Les sirops qui proviennent de ces diverses opérations sont cuits à l’ordinaire sans addition d’aucune matière étrangère, et le produit des cuites est versé du rafraîchissoir dans les demi-bâtardes où se fait la cristallisation. On obtient de grands pains de sucre du poids de dix à douze kilogrammes, qu’on appelle des lombs dans le commerce.

2°. On a essayé de remplacer le terrage par l’alcool (l’esprit de vin concentré). Cette méthode est fondée sur ce que l’alcool, très-spiritueux, dissout très-bien le principe colorant et n’agit pas sur le sucre.

J’ai suivi ce procédé pendant deux mois et je n’ai employé que l’alcool provenant de la distillation de mes mélasses.

Je me bornais à lessiver mes pains de sucre contenus dans les formes avec de l’alcool à trente-cinq degrés ; je couvrais les formes pour éviter la déperdition par l’évaporation : j’ajoutais de nouvel alcool, jusqu’à ce qu’il sortît bien clair par la pointe de la forme, et je distillais ensuite ce qui avait coulé dans le pot, pour l’employer à de nouvelles opérations.

J’ai abandonné ce procédé par les raisons suivantes :

1°. Quelques précautions que je prisse, je perdais demi-kilogramme d’alcool par pain de sucre de dix livres.

2°. Les pains de sucre, quoique bien séchés à l’étuve, conservent toujours une légère odeur, qui se développe plus sensiblement par le transport et par leur séjour dans le papier.

3°. Le prix de l’alcool concentré à ce degré rend le raffinage aussi dispendieux que par le terrage.

4°. De très-habiles chimistes proposent, chaque jour, de remplacer le terrage par l’emploi des sirops : la théorie accrédite cette opinion, mais l’expérience la combat.

D’abord, pour pouvoir employer avec succès des sirops, il faut qu’ils soient blancs, et dès-lors il est nécessaire de les former en saturant l’eau avec de beau sucre. L’eau qui se dégage de l’argile produit le même effet en traversant la couche de sucre blanc dont on a recouvert le pain : ainsi, il n’y a aucun avantage à faire usage des sirops, sous le rapport du sucre qui est employé dans l’opération, et il y a moins d’économie car la fabrication du sirop exige du temps, des appareils et du combustible[13], tandis qu’il se forme naturellement de lui-même par le terrage.

Cependant, comme la théorie est séduisante, j’ai essayé cette méthode sur cinq milliers de sucre, en voici le résultat :

J’ai préparé du sirop à trente degrés[14], j’en ai versé sur la surface unie des pains de dix livres, jusqu’à ce qu’elle en fût recouverte ; le lendemain, le sirop avait pénétré dans la masse et le sucre avait sensiblement blanchi : j’ai répété cette opération de quatre en quatre jours, jusqu’à ce que le sirop coulât clair par la pointe de la forme, ce qui n’est arrivé qu’au bout de vingt jours ; le blanchiment était alors terminé dans la plupart des pains, et je l’ai continué sur les autres pendant douze à vingt jours, en enlevant successivement ceux qui étaient finis.
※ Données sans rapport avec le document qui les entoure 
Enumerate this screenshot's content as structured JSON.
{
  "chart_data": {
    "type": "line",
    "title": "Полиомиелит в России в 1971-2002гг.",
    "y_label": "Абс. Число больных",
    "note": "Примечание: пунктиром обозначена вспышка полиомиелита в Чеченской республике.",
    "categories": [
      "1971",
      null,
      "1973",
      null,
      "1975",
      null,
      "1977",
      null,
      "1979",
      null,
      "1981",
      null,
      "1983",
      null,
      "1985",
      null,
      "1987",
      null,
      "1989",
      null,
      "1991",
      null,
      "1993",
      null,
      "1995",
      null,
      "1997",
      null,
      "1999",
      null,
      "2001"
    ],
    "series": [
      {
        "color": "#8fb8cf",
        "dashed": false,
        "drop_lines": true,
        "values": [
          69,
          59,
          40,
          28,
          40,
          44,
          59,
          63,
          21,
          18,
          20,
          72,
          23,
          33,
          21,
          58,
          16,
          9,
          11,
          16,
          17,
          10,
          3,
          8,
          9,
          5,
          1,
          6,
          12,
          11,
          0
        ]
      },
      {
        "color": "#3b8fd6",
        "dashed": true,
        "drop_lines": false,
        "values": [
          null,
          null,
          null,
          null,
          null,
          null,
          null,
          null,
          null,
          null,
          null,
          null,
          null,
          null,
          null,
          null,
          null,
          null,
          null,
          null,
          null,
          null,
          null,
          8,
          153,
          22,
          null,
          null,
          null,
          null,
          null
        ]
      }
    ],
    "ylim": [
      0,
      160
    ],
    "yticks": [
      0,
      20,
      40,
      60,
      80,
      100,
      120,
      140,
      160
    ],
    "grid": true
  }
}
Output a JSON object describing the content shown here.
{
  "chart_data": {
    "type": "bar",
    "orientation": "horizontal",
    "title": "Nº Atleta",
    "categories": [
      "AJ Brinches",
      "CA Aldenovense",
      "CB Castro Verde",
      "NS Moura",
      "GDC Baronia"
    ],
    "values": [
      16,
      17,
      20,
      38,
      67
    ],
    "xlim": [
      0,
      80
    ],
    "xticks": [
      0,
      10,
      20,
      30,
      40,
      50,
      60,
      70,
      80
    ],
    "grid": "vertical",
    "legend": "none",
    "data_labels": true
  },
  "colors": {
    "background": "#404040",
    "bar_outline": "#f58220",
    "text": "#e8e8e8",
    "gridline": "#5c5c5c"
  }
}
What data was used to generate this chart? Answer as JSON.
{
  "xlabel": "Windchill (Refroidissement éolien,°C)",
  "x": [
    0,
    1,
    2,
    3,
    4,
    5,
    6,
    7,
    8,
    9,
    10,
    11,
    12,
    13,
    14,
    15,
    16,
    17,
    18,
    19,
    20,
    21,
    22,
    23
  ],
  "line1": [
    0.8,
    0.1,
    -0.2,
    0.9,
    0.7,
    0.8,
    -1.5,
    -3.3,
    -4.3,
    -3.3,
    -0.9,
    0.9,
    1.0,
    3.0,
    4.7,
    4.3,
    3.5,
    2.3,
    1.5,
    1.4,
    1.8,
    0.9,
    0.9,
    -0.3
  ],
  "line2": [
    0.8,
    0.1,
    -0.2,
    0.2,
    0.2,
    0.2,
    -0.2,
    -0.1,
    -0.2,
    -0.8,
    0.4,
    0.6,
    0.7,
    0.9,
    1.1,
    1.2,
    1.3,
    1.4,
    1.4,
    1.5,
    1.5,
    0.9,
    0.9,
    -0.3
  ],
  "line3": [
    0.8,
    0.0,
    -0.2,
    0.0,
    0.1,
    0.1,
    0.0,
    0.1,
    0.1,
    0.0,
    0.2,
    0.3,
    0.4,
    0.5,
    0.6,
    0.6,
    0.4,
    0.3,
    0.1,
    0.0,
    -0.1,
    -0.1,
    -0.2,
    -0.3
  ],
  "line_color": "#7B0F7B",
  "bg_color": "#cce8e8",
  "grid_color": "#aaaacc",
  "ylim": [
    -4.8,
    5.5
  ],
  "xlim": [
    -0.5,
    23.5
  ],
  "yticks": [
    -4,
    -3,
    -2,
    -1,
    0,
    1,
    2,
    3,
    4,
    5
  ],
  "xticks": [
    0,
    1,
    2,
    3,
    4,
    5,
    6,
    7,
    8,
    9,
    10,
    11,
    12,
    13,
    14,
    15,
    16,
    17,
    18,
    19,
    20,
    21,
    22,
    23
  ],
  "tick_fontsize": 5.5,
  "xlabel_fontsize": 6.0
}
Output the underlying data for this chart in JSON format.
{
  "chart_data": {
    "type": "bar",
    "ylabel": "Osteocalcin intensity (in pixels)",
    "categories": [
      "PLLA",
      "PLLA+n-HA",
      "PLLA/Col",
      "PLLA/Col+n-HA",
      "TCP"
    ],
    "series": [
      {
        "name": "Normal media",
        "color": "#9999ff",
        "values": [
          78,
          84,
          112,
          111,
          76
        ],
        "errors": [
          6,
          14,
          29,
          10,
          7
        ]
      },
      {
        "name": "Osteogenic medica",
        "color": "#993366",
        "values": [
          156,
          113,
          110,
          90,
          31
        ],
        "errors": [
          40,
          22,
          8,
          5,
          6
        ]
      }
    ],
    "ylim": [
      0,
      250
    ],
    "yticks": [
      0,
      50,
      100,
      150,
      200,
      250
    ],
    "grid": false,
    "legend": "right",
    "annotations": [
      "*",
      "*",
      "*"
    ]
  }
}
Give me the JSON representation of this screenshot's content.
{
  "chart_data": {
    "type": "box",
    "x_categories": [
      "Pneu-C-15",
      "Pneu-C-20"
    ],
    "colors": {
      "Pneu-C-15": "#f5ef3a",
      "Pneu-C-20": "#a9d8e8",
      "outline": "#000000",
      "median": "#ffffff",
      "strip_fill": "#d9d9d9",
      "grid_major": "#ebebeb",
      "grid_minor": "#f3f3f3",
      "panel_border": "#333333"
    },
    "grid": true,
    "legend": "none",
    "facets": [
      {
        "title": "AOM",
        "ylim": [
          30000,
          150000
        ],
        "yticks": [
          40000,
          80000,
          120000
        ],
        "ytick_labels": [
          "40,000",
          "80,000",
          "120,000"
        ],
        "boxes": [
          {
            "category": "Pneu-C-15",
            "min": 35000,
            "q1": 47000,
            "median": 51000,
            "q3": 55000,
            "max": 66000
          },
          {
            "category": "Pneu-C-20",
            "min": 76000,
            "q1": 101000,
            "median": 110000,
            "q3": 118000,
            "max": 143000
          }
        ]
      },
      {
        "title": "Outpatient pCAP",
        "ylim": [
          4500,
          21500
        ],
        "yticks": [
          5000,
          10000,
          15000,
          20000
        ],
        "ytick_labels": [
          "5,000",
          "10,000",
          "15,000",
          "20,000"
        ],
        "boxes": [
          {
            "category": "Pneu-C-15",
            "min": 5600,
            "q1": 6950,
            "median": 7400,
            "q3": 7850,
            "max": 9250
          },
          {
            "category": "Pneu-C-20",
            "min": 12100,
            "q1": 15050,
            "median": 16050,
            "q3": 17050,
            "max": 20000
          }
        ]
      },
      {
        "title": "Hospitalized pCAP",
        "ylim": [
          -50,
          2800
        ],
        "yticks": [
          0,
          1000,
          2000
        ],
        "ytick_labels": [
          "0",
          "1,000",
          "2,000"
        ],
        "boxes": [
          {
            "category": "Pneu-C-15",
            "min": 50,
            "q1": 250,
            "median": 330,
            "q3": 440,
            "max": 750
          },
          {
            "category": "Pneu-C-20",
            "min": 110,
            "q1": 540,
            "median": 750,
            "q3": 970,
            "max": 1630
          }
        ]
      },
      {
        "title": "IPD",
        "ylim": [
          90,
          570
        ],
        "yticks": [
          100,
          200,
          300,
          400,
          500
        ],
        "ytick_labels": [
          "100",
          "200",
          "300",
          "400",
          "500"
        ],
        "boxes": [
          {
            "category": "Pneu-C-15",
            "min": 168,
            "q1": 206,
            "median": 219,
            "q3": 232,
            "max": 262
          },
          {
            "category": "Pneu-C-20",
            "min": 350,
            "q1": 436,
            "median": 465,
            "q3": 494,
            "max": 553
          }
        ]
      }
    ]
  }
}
Lorsque j’ai voulu locher les pains ou les retirer de leurs formes, ils sont presque tous venus par fragmens : le sucre était gras et sans consistance. Il m’a été impossible de le sécher, et j’ai été réduit à le refondre pour en faire du sucre royal. J’ai répété plusieurs fois cette opération, et j’ai constamment obtenu les mêmes résultats.

Il est évident qu’en suivant cette méthode une partie du sirop reste interposée entre les molécules du sucre, tandis que par le terrage le sirop se forme peu-à-peu, filtre insensiblement, se charge de la couleur, et coule en entier au dehors.

D’ailleurs, il m’a fallu deux fois plus de sucre pour former les sirops employés au blanchissage, qu’il n’en faut pour le terrage ordinaire.

Les nombreuses expériences que j’ai été dans le cas de faire depuis douze ans m’ont conduit à adopter un procédé qui me paraît plus avantageux qu’aucun de ceux dont je viens de parler. Je mets à tremper dans l’eau des rondelles coupées sur un drap grossier, de la nature de celles qu’on appelle calmoucks, et du diamètre de la base des pains de sucre ; j’exprime ces rondelles en les tordant à la main dès qu’elles sont imbibées, et je les applique avec soin sur la surface de la base des pains, que j’ai bien unie, après l’avoir brisée avec une lame de couteau ou avec le tranchant d’une petite truelle.

Vingt-quatre heures après, la surface du pain est blanche : je verse alors sur le drap environ une demi-livre de sirop couvert du dernier terrage ; ce sirop pénètre peu-à-peu le drap et filtre à travers le pain, dont il dissout et enlève le principe colorant.

Du moment que le sirop a filtré, j’humecte le drap en y aspergeant quelques gouttes d’eau, et le lendemain je verse encore une même quantité de sirop de terrage[15].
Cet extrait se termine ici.